Non a caso, subito dopo il lancio di missili su Israele, il Ministro degli Esteri iraniano, Abbas Araghchi, ha dichiarato “Stasera abbiamo esercitato l’autodifesa ai sensi dell’articolo 51 della Carta delle Nazioni Unite, prendendo di mira esclusivamente i siti militari e di sicurezza responsabili del genocidio a Gaza e in Libano”.
Come potremmo mai dimenticare i reiterati bombardamenti dei caccia israeliani sulle code di civili palestinesi sfollati in coda per una ciotola di cibo? E i bombardamenti sugli ospedali? Come potremo dimenticare i bimbi palestinesi uccisi dai cecchini israeliani con colpi di precisione in testa? E i bombardamenti israeliani sulle tendopoli degli sfollati? Quelli sui civili in fuga dalle bombe in seguito all’ennesimo ordine di evacuazione lanciato delle forze di occupazione? Come potremo mai dimenticare le immagini dei corpi delle bambine e dei bambini palestinesi smembrate/i dalle bombe israeliane?
L’elenco dei crimini contro l’umanità compiuti dall’esercito Israeliano compiuti a Gaza negli 11 mesi sarebbe lunghissimo, ma tutti questi atti di pura ferocia vengono puntualmente derubricati a trascurabili dettagli da tutta la stampa occidentale e dai commentatori embedded, presi come sono dal cieco furore bellicista ed inchiodati al solito doppio standard funzionale alla propaganda di guerra dei loro committenti, ovvero i complessi militari industriali che agiscono di concerto ed in favore di quei grandi fondi di investimento (statunitensi saldamente in testa) che con le guerre in corso stanno accumulando profitti stellari.
Ora, saltando millenni di epica ed etica guerresca (epoche in cui gli eserciti si affrontavano, prevalentemente, in modo frontale sui campi di battaglia), nonché le pratiche e le convenzioni militari premoderne, si pensi, in proposito, che proprio l’Italia, nella seconda metà del Novecento – dopo la buia parentesi del fascismo e delle sue guerre coloniali – ha inteso riaffermare e raccogliere i principi dell’Etica militare nella Costituzione repubblicana e nei regolamenti della disciplina militare del 1964, del 1978, del 1986 e del 2010, attualmente vigente.
E tra questi principi invalicabili ce ne sono alcuni che marcano una distanza siderale con il comportamento della forze di occupazione israeliane, in ciò molto simili ai nazisti della seconda guerra mondiale a causa delle atrocità sistematiche che l’IDF compie ai danni della popolazione palestinese e non solo.
E quali sono questi principi etici invalicabili totalmente disattesi da Israele?
1. Non creare sofferenze inutili che, lungi dall’attenuare la volontà di battersi del nemico, lo spingono alla vendetta;
2. Combatti solo i tuoi nemici e gli obiettivi militari;
3. Non provocare distruzioni superiori di quelle che richiede l’assolvimento del tuo compito;
4. Non combattere il nemico che si arrende o che è fuori combattimento.
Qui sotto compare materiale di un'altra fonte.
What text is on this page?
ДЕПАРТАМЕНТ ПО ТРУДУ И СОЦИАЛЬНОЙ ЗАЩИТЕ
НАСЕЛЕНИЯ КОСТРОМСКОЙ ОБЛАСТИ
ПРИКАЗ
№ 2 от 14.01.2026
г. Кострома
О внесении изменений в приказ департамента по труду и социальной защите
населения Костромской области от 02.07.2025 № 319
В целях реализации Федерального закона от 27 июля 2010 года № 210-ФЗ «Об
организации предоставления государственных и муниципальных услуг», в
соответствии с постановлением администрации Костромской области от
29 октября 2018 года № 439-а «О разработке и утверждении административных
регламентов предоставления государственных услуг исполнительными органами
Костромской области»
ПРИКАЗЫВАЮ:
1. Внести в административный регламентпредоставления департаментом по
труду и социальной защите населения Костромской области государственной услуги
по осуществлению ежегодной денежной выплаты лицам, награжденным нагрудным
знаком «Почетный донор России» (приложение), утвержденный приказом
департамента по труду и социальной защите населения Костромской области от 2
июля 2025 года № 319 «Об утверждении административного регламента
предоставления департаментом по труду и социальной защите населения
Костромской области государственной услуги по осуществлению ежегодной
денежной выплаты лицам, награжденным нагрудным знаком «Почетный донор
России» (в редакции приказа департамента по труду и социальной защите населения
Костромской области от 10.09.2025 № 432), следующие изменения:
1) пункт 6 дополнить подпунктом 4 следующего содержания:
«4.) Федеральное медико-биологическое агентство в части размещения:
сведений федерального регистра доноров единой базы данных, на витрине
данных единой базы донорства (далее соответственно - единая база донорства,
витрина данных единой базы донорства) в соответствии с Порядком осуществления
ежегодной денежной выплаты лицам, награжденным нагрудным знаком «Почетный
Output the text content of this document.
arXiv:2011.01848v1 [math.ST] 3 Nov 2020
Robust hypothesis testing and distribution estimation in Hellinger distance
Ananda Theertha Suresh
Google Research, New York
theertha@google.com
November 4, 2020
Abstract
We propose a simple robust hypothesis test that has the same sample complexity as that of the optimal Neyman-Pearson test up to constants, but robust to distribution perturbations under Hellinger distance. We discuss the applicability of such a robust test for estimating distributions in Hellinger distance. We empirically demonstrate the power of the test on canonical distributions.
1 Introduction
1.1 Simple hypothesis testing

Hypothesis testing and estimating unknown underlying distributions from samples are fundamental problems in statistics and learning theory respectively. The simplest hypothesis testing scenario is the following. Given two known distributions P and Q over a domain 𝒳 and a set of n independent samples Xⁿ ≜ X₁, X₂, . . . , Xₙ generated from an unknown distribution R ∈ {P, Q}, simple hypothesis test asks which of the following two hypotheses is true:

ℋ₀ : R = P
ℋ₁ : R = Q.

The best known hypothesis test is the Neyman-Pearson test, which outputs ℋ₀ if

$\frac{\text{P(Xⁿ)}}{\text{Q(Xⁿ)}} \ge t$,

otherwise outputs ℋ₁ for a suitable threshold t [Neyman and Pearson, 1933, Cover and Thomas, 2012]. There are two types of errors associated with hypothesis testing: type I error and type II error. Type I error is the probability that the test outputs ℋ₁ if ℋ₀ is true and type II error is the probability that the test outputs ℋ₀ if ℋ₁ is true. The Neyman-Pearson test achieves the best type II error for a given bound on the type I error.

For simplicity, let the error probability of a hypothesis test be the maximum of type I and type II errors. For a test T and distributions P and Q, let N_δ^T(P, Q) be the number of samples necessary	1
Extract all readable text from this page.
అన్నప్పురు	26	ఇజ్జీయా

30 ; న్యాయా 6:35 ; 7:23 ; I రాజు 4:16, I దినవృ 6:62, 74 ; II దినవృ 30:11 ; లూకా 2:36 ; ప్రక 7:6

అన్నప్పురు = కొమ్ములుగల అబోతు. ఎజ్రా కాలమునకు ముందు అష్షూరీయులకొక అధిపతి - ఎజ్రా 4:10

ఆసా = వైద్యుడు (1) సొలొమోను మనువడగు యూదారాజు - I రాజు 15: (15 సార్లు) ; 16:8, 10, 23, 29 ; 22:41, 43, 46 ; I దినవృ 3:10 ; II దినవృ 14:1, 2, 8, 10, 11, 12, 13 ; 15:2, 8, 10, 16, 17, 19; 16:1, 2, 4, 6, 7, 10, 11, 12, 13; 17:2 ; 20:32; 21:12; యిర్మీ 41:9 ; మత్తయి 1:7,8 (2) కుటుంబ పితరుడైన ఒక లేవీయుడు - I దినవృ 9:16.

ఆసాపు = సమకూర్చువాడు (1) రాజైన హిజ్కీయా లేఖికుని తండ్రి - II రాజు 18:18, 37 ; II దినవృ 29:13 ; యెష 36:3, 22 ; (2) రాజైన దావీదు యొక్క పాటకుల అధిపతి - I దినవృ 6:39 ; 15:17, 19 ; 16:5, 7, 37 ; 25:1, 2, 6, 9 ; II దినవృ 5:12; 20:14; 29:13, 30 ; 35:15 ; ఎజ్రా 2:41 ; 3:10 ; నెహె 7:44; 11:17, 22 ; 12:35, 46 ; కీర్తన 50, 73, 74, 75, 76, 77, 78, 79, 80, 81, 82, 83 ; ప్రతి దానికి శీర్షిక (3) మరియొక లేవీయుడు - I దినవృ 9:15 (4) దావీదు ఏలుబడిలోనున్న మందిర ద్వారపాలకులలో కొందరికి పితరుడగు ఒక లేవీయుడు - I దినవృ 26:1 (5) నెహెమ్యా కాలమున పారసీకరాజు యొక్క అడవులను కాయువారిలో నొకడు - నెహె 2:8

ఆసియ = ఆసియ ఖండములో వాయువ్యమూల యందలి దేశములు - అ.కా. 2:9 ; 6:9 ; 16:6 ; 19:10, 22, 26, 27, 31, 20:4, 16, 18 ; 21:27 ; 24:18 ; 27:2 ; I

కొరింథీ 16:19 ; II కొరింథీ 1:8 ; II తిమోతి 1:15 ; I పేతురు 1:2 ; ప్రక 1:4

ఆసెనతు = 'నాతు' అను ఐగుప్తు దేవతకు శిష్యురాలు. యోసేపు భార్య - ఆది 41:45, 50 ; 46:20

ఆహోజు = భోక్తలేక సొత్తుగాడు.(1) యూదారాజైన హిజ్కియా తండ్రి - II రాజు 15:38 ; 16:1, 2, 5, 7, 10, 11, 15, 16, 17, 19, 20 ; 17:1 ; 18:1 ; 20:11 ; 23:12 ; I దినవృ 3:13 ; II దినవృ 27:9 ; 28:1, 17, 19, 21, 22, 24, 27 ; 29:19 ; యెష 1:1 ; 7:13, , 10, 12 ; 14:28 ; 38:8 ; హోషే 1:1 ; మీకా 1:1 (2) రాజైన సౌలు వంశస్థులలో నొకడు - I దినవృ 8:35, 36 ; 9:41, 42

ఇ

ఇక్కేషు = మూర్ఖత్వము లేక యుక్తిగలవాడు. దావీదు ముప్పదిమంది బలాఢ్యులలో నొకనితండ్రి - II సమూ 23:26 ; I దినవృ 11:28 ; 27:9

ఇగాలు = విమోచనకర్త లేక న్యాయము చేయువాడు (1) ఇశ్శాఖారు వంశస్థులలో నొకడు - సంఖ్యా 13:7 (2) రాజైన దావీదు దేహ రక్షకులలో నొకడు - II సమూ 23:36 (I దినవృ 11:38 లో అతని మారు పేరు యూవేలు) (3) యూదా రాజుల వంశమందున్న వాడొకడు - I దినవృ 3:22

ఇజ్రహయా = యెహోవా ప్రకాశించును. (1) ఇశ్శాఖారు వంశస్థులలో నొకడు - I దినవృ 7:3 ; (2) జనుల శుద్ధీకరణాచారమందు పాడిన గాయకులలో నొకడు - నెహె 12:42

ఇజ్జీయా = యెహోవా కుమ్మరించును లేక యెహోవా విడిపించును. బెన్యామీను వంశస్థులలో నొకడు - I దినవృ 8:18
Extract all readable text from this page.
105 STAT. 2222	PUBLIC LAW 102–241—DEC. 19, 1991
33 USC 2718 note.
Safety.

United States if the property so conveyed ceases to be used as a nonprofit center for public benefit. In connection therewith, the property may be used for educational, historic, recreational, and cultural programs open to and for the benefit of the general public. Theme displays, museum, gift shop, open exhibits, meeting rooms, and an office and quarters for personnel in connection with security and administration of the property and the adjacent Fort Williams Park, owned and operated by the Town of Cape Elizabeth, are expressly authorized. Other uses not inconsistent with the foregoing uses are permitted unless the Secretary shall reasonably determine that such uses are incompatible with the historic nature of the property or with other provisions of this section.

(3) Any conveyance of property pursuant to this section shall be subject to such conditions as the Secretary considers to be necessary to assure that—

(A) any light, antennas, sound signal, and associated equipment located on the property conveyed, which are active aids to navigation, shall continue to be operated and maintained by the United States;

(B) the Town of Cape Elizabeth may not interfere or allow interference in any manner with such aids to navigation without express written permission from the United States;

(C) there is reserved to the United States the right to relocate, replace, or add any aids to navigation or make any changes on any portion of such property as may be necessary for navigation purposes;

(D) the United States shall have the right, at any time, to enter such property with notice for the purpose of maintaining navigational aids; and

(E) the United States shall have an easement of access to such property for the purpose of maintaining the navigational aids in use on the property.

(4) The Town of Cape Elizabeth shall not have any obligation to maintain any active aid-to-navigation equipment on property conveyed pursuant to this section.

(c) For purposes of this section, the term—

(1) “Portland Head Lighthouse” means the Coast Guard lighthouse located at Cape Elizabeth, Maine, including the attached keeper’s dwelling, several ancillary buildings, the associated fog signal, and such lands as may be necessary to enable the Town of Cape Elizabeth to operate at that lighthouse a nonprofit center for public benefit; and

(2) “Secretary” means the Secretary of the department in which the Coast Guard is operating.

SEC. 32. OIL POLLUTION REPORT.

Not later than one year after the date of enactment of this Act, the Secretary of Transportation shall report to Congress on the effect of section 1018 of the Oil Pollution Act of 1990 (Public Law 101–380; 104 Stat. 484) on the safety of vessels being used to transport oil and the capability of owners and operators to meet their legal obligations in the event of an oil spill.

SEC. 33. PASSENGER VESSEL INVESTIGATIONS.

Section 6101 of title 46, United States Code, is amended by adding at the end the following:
Raccoglilo, disarmalo e consegnalo al tuo superiore. Rispetta e proteggi i naufraghi del mare e dell’aria;
5. Tratta con umanità tutti i civili ed i nemici che si trovano in tuo potere.;
6. accogli e cura i feriti ed i malati amici, nemici e civili al termine dell’azione o, durante l’azione, solo se te lo ordina il tuo comandante;
7. Non prendere ostaggi e non fare mai atti di vendetta;
8. Rispetta le persone ed i beni muniti dei simboli della Croce Rossa, della protezione dei beni culturali, della protezione civile e la bandiera bianca del parlamentare;
9. Non rubare né saccheggiare le proprietà ed i beni di tutti.
Ora mi rendo conto del paradosso che sembra suggerire la definizione “etica della guerra” e che già, durante la seconda mondiale, sia le forze dell’asse che quelle “alleate”, calpestando i suddetti principi, rasero al suolo intere città. Una trasformazione che è giunta al suo culmine con lo sganciamento delle bombe atomiche su Hiroshima e Nagasaki (a guerra già persa dal Giappone).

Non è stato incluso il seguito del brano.